I went back to my dressing-room, because now that everything had started Mr Deeds would be pronking around the door and the corridor fussing and fuming and getting up everyone's noses.

Usually I share a dressing-room with Bombshell. I'm not used to being on my own before a fight, and the time seemed to stretch.

So I stretched too. I did what Harsh always does – I kept warm and loose. But time hung, and I found I'd done all my exercises long before the first bout was over.

The dogs watched. Well, Lineker watched. The expression in Ramses' eyes was not watchful. He had an angry, short-fuse look about him, and I thought, ‘The London Lassassin should look like that.' But when I looked in the mirror I found that I already did.

I wanted to go on
now.

I didn't want to wait.

I hate waiting.

My muscles tingled and burned.

I was ready.

Why wasn't everyone else?

A fall in the second and a knockout in the third.

Well, all right. But nobody said I couldn't cream her in the meantime. Did they? Well, did they?

I jiggled around for a bit and then I went out into the corridor. It's hard to keep still when you're ready.

I could hear the crowd – not really excited yet, but heating up nicely. Flying Phil Julio, in his blue and yellow robe, was pacing up and down, waiting to go on.

I said, ‘Where's Harsh?'

‘In with us,' Phil said. ‘It's a piss-off in our room. That Sherry-Lee Lewis bumped Gruff and Pete out of their room, so they've bumped us out of ours, so we're in with the middleweights, and it's a squash. Dad is doing his number about the dear old days and Harsh is full of Eastern promise. That guy is such a tosser. He could toss for Britain. He's sitting in the middle of the farkin' floor where everyone has to trip over him and farkin' meditating.
Meditating.
Can you credit it?'

‘Yes,' I said. ‘But
you
wouldn't understand.'

‘In the middle of the bleedin' floor? Too right I wouldn't. He'll give himself haemorrhoids. And he'll deserve them.'

I couldn't help laughing. I shouldn't, beause Harsh is special. But Flying Phil Julio has been in this game since Danny hoiked him out of school when he was fourteen, and he doesn't have much education. You can't expect anyone that ignorant to appreciate someone like Harsh.

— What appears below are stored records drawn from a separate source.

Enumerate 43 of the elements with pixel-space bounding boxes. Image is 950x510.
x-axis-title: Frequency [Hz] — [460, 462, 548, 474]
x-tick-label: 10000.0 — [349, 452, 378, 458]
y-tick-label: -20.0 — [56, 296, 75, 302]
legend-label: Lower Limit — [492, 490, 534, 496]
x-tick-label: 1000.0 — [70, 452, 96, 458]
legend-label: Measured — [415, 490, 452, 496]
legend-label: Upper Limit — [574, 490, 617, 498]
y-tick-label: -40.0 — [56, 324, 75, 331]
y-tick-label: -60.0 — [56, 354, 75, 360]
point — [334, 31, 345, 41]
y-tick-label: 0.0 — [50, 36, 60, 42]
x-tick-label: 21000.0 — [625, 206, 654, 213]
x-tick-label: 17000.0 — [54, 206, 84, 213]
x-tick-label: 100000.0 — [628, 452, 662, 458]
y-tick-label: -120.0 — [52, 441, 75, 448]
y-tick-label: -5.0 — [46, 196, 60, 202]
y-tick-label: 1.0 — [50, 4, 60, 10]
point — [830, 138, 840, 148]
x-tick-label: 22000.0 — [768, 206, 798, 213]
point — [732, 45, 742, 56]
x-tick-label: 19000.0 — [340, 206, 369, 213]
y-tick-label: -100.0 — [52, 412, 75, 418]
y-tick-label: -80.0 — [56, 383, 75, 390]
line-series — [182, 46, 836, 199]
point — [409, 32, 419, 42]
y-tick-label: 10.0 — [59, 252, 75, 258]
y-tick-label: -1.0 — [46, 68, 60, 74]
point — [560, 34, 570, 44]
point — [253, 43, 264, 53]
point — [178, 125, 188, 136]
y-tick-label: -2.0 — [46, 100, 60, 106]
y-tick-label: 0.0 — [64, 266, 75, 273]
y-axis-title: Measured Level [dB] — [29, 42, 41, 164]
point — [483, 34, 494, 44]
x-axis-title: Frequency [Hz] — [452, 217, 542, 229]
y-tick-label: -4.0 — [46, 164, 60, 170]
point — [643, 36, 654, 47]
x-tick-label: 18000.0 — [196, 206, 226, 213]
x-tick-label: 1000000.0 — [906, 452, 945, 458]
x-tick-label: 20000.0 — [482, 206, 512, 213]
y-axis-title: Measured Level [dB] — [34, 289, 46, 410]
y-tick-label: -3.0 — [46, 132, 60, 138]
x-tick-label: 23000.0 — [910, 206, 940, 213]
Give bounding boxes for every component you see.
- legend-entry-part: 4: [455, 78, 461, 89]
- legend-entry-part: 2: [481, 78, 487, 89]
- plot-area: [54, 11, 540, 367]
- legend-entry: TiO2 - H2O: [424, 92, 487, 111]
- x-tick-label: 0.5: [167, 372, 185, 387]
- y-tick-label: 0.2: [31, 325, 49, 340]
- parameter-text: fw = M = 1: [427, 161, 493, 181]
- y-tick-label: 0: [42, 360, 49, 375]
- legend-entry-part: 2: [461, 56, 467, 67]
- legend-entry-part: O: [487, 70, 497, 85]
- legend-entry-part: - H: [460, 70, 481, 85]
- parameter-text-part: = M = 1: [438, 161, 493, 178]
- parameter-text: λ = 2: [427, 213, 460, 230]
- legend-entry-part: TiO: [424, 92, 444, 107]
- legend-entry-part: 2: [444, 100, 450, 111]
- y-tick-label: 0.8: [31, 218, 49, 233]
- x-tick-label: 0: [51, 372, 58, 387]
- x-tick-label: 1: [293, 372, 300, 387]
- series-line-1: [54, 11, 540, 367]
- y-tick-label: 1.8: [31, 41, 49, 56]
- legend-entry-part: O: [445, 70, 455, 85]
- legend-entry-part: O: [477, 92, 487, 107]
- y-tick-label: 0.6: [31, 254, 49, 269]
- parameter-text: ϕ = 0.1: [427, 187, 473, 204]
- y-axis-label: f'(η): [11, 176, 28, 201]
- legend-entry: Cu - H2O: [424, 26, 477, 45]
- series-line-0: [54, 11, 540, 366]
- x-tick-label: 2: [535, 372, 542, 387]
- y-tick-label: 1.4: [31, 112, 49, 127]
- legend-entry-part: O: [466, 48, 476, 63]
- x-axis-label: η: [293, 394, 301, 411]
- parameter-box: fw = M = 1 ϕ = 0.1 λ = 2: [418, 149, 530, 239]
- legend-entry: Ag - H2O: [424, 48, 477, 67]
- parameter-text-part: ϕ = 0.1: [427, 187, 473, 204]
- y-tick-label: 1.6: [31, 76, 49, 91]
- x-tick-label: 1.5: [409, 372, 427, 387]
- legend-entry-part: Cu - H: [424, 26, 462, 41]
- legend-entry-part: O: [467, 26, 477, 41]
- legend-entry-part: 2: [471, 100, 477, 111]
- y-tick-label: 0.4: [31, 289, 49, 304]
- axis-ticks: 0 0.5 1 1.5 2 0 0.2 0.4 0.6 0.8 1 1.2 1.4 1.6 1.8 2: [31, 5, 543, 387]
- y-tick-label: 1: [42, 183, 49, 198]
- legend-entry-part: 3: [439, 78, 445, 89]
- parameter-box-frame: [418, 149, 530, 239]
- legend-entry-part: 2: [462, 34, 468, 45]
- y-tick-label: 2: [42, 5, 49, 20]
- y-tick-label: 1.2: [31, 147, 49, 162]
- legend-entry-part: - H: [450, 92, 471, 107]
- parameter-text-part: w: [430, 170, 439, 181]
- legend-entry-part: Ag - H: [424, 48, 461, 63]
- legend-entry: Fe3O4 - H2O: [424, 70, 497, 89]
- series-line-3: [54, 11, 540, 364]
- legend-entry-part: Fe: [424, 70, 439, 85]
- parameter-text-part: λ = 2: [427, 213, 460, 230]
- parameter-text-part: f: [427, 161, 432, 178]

Just then Mr Deeds came cantering down the corridor all of a lather, saying, ‘Five minutes, Phil, five. C'mon, hustle it up. Get your dad and the Wolverines. No farting around. Move it.'

‘Yeah, yeah,' Phil said, and wandered away like a kid going to school.

‘No respect,' Mr Deeds muttered. ‘That kid's got no sodding respect.'

Then he saw me and said, ‘Where's that friend of yours, Eva? She ain't shown up yet and if she don't she'll wreck everything.'

I was getting a bit choked with him keeping on pestering me about Goldie so I said nothing.

‘I don't know about girls nowadays,' he said. ‘Do them a favour and they kick you in the teeth.'

He stood there fuming and I went off to find a bog. I didn't have one in my broom cupboard. Sherry-Lee Lewis would have one in her dressing-room but I didn't feel like tapping on her door and asking if I could use it. I was going to scurf the crap out of her so I didn't
want to ask for any favours. You have to mind your manners with big stars.

The trouble is, see, that the men hog all the facilities and sometimes you have to search for ages to find somewhere you can pee in private. They expect women to have cast-iron bladders even on a cold night, and that ain't fair. Maybe when I'm rich and famous I'll complain. It's no earthly good complaining when you're not rich and famous because they just tell you to put a cork in it and that narks you off even worse.